Королев не принимал участия в разговоре, а молча налил в белесый от накипи чайник воды из-под крана и расставил разнокалиберные кружки. Потом вытащил из ящика коробку с волглыми баранками и водрузил ее в центр стола.
— Значит так. Я беру на себя коллег Колобовой и ее сердечного друга, — он заглянул в свои записи, — Кравцова Дениса Павловича. Ты, Вовка, отрабатываешь по соседям. Пройдись по квартирам еще раз, особенно по тем, где в прошлый раз никто не открыл. Понял?
— Угу, — промычал Емельяненко, сосредоточенно дуя в кружку, от которой поднимался ароматный пар, и осторожно хлебнул. — С родителями Куприяновой поговоришь?
— Поговорю, — мрачно отозвался Макс.
* * *
Он не сказал, что сегодня утром, еще до оперативки, побывал у матери Елены. Он долго стоял возле двери, не решаясь позвонить и собираясь с духом. Слезы, отчаяние, обвинения — он был готов к этому, но Маргарита Георгиевна, худенькая маленькая женщина с такими же, как у Елены, рыжими, но коротко остриженными волосами, оказалась женщиной сильной, не склонной к истерикам и скандалам. Известие о том, что дочь в больнице, она приняла с видимым спокойствием, но мертвенная бледность и задрожавшие руки красноречивее всяких слов свидетельствовали о том, каким внезапным и жестоким оказался этот удар.
— А я вас помню, Максим, — сказала она, слабо улыбаясь. — Вы были совсем маленьким мальчиком, когда я приезжала в гости к Нине. Как она?
— Спасибо, хорошо. Внука воспитывает.
— У вас есть сын? — удивилась она.
— Нет, я не женат. Я имею в виду своего племянника.
— Ах, ну конечно! У вас же есть сестра, Инночка, кажется? Чудесная девочка. Передавайте им привет от меня.
— Спасибо, непременно передам. Скажите, Маргарита Георгиевна, а Елена объяснила вам зачем ей вдруг понадобился мой телефон?
Она пожала узкими сгорбленными плечами и покачала головой:
— Леночка сказала что-то вроде того, что какому-то ее знакомому нужна консультация специалиста. Я не вникала в подробности.
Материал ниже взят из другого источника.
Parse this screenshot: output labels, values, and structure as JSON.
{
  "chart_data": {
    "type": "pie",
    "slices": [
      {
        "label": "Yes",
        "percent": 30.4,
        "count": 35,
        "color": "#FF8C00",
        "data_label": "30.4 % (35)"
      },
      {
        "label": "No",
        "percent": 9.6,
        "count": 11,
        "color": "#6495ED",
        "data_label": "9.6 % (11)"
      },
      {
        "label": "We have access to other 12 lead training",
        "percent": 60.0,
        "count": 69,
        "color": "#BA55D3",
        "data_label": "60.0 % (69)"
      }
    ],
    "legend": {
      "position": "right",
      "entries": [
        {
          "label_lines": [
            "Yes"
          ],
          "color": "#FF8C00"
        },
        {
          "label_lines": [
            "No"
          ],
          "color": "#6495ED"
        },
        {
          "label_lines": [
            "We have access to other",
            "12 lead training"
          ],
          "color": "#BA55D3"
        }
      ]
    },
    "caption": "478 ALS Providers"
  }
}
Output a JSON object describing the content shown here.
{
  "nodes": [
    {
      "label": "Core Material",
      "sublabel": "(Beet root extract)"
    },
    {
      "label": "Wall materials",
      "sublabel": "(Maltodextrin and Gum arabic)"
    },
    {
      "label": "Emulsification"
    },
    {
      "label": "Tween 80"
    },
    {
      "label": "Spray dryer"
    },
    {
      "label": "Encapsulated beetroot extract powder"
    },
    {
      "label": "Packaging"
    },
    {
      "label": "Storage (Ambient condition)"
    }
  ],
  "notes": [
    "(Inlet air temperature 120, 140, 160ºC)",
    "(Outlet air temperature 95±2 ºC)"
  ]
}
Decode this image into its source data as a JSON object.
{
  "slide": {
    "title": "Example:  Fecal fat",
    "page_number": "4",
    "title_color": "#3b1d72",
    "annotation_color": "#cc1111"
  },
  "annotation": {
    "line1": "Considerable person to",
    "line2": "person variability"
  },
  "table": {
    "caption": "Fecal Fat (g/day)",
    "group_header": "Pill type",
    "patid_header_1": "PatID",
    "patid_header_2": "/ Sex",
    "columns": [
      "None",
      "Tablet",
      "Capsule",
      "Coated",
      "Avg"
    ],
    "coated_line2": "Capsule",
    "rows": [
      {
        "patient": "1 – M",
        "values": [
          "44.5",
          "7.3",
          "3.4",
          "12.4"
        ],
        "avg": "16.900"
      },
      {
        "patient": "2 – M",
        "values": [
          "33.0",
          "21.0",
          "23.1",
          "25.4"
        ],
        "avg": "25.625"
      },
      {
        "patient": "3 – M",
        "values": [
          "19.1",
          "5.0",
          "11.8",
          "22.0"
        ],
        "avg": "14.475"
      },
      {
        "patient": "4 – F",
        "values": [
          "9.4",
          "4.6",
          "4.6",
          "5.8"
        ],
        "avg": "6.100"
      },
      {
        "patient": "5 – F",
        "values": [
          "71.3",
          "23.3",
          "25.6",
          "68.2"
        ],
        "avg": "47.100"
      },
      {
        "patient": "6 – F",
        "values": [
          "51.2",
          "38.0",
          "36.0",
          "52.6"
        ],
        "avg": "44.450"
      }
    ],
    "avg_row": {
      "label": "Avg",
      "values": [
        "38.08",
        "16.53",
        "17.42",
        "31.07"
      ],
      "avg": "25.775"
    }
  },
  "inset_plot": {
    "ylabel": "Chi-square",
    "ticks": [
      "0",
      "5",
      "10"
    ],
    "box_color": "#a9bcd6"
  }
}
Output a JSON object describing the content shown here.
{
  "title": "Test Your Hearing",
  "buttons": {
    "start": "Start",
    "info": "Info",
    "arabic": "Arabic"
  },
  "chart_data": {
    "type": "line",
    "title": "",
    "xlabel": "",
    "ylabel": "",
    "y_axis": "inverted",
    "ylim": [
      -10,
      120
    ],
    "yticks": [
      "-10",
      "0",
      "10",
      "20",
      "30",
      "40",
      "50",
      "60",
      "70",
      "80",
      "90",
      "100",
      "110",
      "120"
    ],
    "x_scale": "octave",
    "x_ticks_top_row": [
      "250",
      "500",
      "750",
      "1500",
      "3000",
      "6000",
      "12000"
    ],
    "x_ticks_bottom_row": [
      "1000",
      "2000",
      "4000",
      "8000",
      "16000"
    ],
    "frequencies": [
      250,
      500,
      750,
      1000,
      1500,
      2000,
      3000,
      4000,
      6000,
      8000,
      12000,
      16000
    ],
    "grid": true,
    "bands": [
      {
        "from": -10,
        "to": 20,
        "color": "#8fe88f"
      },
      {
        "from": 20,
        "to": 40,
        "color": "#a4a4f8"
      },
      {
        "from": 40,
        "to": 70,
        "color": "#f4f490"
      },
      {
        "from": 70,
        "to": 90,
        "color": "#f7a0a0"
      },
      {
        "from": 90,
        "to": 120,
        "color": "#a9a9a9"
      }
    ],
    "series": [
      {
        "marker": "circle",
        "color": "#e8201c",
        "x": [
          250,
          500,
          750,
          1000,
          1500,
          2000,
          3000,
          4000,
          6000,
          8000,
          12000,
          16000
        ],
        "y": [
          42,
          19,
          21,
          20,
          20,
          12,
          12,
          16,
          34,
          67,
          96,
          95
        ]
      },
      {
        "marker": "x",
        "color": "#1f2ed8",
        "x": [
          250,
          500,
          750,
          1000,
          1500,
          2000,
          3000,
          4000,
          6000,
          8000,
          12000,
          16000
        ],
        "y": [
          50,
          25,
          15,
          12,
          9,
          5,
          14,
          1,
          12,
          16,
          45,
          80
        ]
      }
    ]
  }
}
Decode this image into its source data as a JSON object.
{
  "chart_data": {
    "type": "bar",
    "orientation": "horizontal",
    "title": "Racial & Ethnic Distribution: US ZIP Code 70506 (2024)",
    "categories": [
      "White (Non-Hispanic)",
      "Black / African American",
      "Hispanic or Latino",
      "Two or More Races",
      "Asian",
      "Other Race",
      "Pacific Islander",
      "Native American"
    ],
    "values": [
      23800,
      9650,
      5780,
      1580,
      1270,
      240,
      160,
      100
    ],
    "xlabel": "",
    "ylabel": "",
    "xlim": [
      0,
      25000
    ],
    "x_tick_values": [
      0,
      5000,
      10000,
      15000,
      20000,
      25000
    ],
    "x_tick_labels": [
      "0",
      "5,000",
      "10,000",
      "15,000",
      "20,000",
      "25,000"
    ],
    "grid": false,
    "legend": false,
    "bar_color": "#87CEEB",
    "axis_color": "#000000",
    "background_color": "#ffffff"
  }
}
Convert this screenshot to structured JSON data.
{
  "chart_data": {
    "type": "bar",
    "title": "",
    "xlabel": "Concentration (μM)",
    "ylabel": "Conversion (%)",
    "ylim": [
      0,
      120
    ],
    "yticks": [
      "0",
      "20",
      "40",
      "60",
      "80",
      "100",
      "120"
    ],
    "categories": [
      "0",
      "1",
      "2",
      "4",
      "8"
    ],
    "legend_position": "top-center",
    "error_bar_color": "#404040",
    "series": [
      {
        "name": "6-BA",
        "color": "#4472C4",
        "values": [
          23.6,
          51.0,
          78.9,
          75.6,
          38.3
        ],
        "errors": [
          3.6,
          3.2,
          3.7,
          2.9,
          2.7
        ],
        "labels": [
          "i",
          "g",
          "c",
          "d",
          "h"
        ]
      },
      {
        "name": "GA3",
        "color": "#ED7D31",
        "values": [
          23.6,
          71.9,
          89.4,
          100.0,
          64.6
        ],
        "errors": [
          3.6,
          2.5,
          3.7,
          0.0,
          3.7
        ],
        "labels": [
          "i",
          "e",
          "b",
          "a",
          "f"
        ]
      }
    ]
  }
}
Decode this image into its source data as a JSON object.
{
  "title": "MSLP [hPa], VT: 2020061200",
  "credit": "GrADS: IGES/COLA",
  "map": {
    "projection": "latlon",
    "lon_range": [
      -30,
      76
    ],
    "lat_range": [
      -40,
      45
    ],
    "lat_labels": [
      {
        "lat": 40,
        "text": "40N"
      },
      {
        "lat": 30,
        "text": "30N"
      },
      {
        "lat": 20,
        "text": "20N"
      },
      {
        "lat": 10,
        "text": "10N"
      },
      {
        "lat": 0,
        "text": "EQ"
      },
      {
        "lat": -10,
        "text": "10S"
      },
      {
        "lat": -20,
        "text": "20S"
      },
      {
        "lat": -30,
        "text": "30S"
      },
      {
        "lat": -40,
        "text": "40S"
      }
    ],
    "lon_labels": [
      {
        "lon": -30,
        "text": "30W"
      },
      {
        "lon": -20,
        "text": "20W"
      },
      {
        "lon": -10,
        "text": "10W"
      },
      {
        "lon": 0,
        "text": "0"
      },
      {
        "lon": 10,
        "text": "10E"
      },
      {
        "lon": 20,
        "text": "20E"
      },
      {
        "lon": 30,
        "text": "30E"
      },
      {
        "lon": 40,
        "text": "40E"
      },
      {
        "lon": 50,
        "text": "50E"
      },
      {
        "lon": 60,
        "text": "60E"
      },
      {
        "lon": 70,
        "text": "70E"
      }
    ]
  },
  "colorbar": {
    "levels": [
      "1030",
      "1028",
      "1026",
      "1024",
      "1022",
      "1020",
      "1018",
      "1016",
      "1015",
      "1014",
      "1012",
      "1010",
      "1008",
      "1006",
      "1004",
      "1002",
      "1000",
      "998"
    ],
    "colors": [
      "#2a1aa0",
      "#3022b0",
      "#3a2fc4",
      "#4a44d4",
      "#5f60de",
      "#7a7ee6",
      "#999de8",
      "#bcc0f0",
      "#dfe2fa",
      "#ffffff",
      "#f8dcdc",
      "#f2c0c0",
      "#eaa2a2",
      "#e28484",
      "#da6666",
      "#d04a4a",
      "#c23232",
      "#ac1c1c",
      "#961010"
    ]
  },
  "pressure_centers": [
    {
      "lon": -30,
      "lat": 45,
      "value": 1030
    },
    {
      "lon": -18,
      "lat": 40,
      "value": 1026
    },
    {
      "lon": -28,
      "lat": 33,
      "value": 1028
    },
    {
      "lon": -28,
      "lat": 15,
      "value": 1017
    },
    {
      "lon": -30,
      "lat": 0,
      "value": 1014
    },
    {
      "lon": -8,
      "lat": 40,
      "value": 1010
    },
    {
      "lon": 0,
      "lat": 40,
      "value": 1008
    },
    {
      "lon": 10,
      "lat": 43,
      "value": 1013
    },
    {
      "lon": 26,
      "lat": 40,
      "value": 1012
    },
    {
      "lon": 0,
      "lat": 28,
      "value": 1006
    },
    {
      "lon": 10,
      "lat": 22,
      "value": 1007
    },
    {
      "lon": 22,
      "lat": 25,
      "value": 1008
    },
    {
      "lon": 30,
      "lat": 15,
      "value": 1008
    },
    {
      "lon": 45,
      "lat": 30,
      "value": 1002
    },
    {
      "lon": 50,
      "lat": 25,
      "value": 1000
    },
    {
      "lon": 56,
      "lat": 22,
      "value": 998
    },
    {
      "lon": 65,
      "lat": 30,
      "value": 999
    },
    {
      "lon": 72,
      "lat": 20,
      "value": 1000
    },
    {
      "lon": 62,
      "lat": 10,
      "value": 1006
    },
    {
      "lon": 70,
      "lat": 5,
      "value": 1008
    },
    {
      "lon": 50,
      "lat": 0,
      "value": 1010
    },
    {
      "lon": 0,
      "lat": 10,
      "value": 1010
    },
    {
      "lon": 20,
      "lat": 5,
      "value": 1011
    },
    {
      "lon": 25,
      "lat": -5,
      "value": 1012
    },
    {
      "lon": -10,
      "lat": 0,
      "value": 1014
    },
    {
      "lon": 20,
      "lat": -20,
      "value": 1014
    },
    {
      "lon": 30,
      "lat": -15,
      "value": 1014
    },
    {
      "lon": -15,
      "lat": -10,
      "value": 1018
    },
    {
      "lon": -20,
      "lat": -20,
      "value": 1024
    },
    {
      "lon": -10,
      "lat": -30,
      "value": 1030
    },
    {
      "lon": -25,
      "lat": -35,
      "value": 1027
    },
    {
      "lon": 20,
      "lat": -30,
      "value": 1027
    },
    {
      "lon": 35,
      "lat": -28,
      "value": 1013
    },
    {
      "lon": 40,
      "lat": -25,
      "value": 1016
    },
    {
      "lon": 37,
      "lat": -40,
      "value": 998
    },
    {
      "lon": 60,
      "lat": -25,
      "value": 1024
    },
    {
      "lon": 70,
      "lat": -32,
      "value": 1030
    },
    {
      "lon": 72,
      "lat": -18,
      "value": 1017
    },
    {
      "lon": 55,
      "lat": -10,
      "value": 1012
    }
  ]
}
Мне и в голову не могло прийти, что это как-то связано с Полиной.
— А почему Елена жила у нее?
— Знаете, Максим, у Леночки есть дом в Подмосковье, но оттуда до клиники добираться довольно долго. Она сказала, что у нее сейчас очень много работы и чтобы не мотаться каждый день туда-сюда, она пару-тройку дней поживет у Поли.
Они сидели в большой просторной, но очень уютной комнате. При свете дня Макс смог разглядеть черты ее лица: карие глаза, тонкий правильный нос, подвижный рот и высокий чистый лоб. Она была бледна, но говорила ровным, спокойным голосом. И только тонкие пальцы рук беспрестанно теребили бахрому пушистого клетчатого пледа, накинутого на диван.
— Максим, вы говорили, что Леночку прооперировали и оставили в реанимации. Что именно сказал врач?